Direct premiums earned for Q3 2021 were up 15.0% from the prior year’s third quarter to $410.6 million, with an annualised return on average equity of 16.4%.
The company also reported an improved combined ratio of 98.6%, compared to 134.7% for last year’s third quarter.
The combined ratio included an expense ratio of 27.7% compared to 32.9% for the same prior year period.
Its loss ratio came in at 70.9% compared to 101.8% for Q3 2020, this was driven primarily by decreased weather events and lower prior years’ reserve development.
Stephen J. Donaghy, Chief Executive Officer commented: “We have now filed for more than 34% in primary rate increases in Florida over the past 18 months, while simultaneously continuing to shape our underwriting risks with total policies-in-force relatively flat year-over-year.
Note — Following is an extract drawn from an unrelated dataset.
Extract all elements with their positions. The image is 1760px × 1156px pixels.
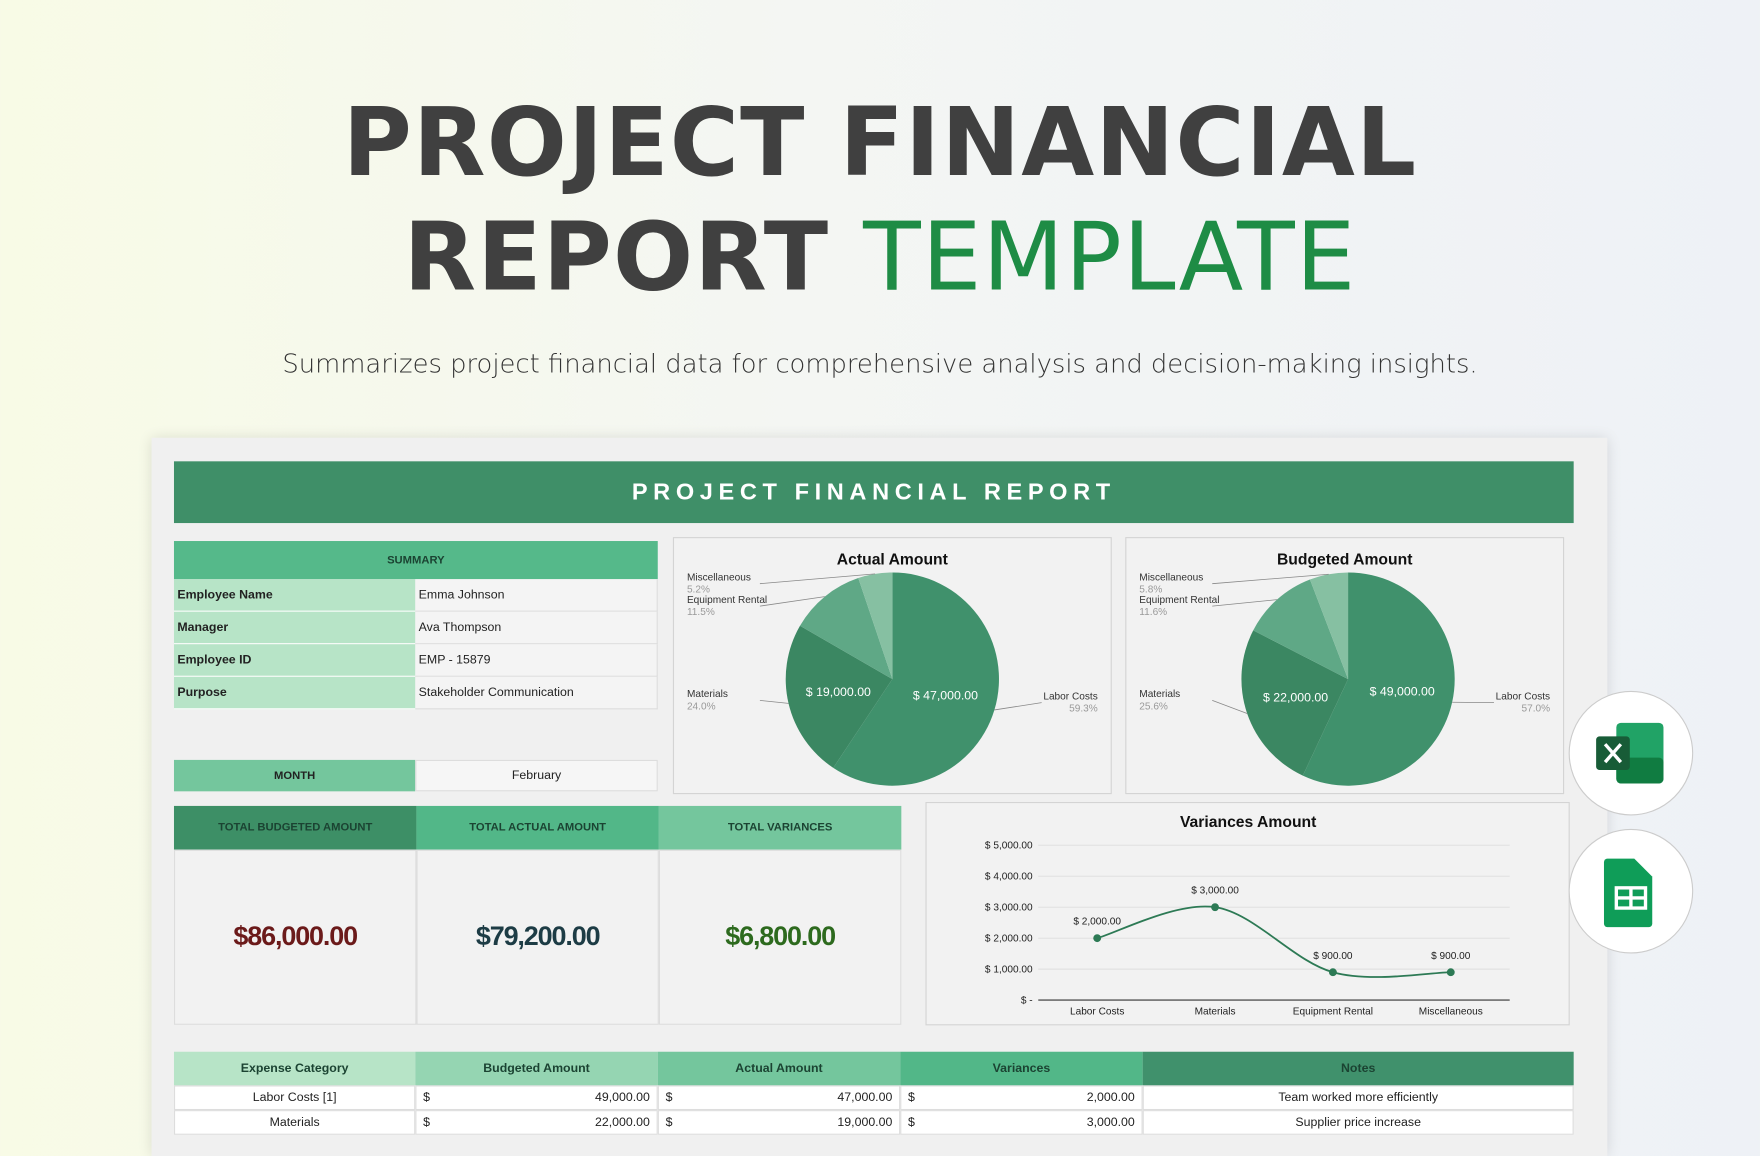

“Our third quarter results demonstrate continued execution of our multi-year strategic priorities, including disciplined growth and operational improvements. Our direct premiums earned growth of 15.0% in the third quarter was primarily driven by primary rate increases in Florida earning through the book.
“Our business expenses were lower from continued expense management controls, including lower agency commissions and employee productivity gains, in addition to lower executive compensation accruals. These results were highlighted by a 16.4% annualised return on average equity in the quarter.”